Binar mengangguk kecil seraya menghela napas panjang. Melepaskan genggaman, lantas Rigel membuka pintu mobil untuk turun. Pria itu memutari bagian depan mobil, berhenti tepat di sebelah pintu Binar. Tangan kanannya membuka pintu, sedangkan tangan kirinya dilipat ke belakang. Menunduk hormat, Rigel mengulurkan tangannya untuk Binar. Dengan ragu Binar menyambut uluran tangan suaminya, turun dari mobil hati-hati dengan satu tangan yang membawa kruk. Setelah menyerahkan kunci mobil kepada petugas hotel untuk diparkirkan di tempat yang seharusnya, pasangan suami-istri itu berjalan beriringan memasuki tempat pesta.
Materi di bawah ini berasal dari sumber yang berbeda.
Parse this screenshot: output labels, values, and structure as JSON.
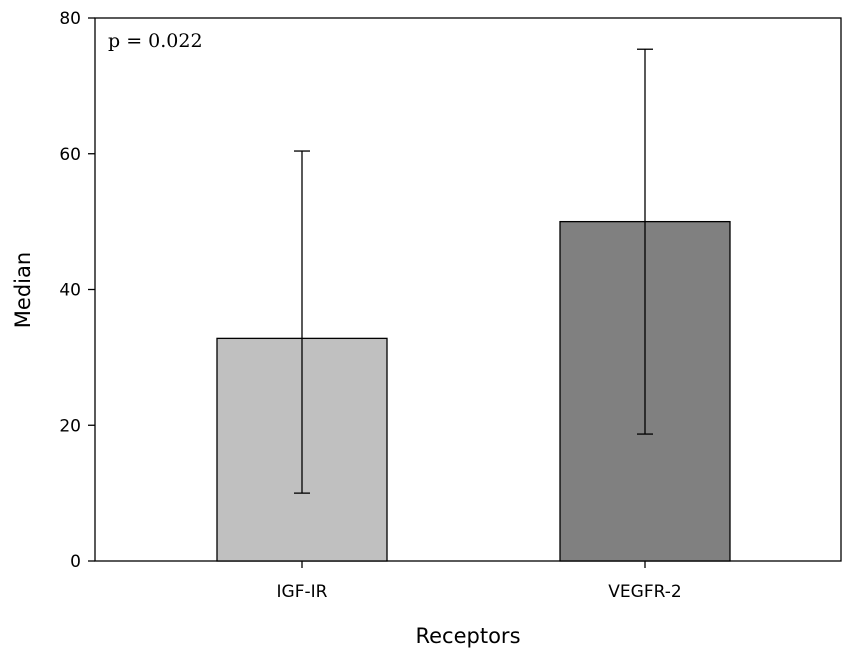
{
  "chart_data": {
    "type": "bar",
    "title": "",
    "xlabel": "Receptors",
    "ylabel": "Median",
    "categories": [
      "IGF-IR",
      "VEGFR-2"
    ],
    "values": [
      32.8,
      50.0
    ],
    "error_low": [
      10.0,
      18.7
    ],
    "error_high": [
      60.4,
      75.4
    ],
    "bar_colors": [
      "#c0c0c0",
      "#808080"
    ],
    "ylim": [
      0,
      80
    ],
    "yticks": [
      0,
      20,
      40,
      60,
      80
    ],
    "ytick_labels": [
      "0",
      "20",
      "40",
      "60",
      "80"
    ],
    "annotation": "p = 0.022",
    "grid": false,
    "legend": "none"
  }
}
Rigel bilang ini adalah pesta ulang tahun hotel ini sekaligus merayakan ulang tahun pernikahan perak pemiliknya. Pesta sendiri tidak digelar di ballroom, melainkan di poolside.

Semakin mendekati tempat pesta, Rigel merasa Binar semakin mengeratkan pegangan di lengannya. Pria itu melirik istrinya, melempar senyum, dan menggiring istrinya menemui pemilik pesta.
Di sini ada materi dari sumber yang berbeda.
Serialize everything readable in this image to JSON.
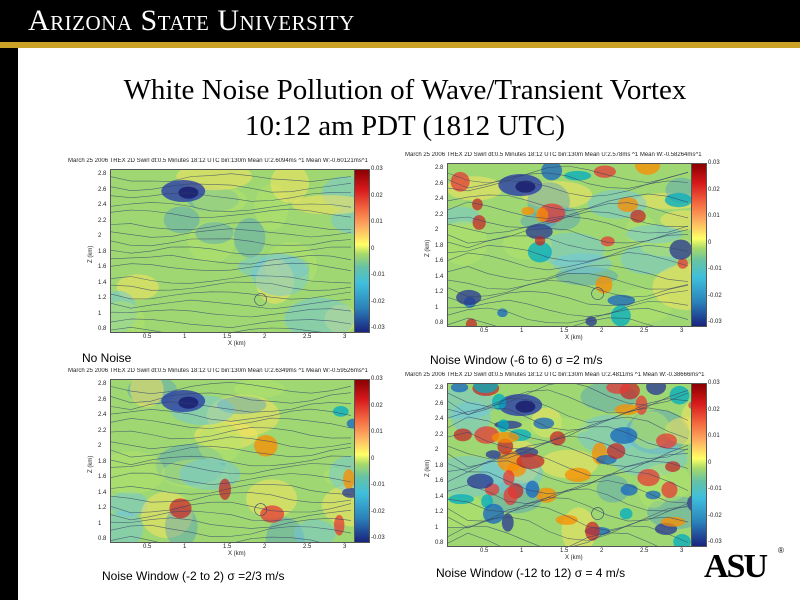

"Selamat ulang tahun untuk pernikahan dan hotelmu, Tuan Gibram." Rigel menyalami sepasang suami-istri paruh baya yang berdiri anggun di pinggir kolam. Sepasang suami-istri itu membalas uluran tangannya dan tak lupa menyalami Binar yang tersenyum canggung.

"Dia ... istrimu?" tanya Gibram saat matanya menyapu Binar yang berdiri di sebelah Rigel. Rigel pun mengangguk mantap. Wajar jika pria paruh baya itu tak mengenali Binar, karena tak banyak tamu yang diundang dalam pernikahan Rigel dan Binar waktu itu. "Wow, cantik sekali. Darah baratnya begitu terlihat. Hmm ... kau pasti tak pernah bosan menatapnya," gurau pria paruh baya itu.

Wanita paruh baya yang melingkarkan tangannya di lengan Gibram menyenggol pria paruh baya itu. "Oh ... jadi, kau menyesal memiliki istri sepertiku dan bosan melihatku, karena aku tak secantik dia?" rajuknya.

Gibram terkekeh seraya merapatkan tubuh istrinya. "Tentu saja tidak. Bagiku, kaulah yang tercantik dan aku adalah pria beruntung karena telah memilikimu, Dasha."

Dasha, wanita paruh baya itu mencubit gemas pinggang suaminya, lantas memalingkan wajah ke samping untuk menyembunyikan wajahnya yang tersipu malu. Bukannya marah, Gibram malah terkekeh melihat tingkah istrinya.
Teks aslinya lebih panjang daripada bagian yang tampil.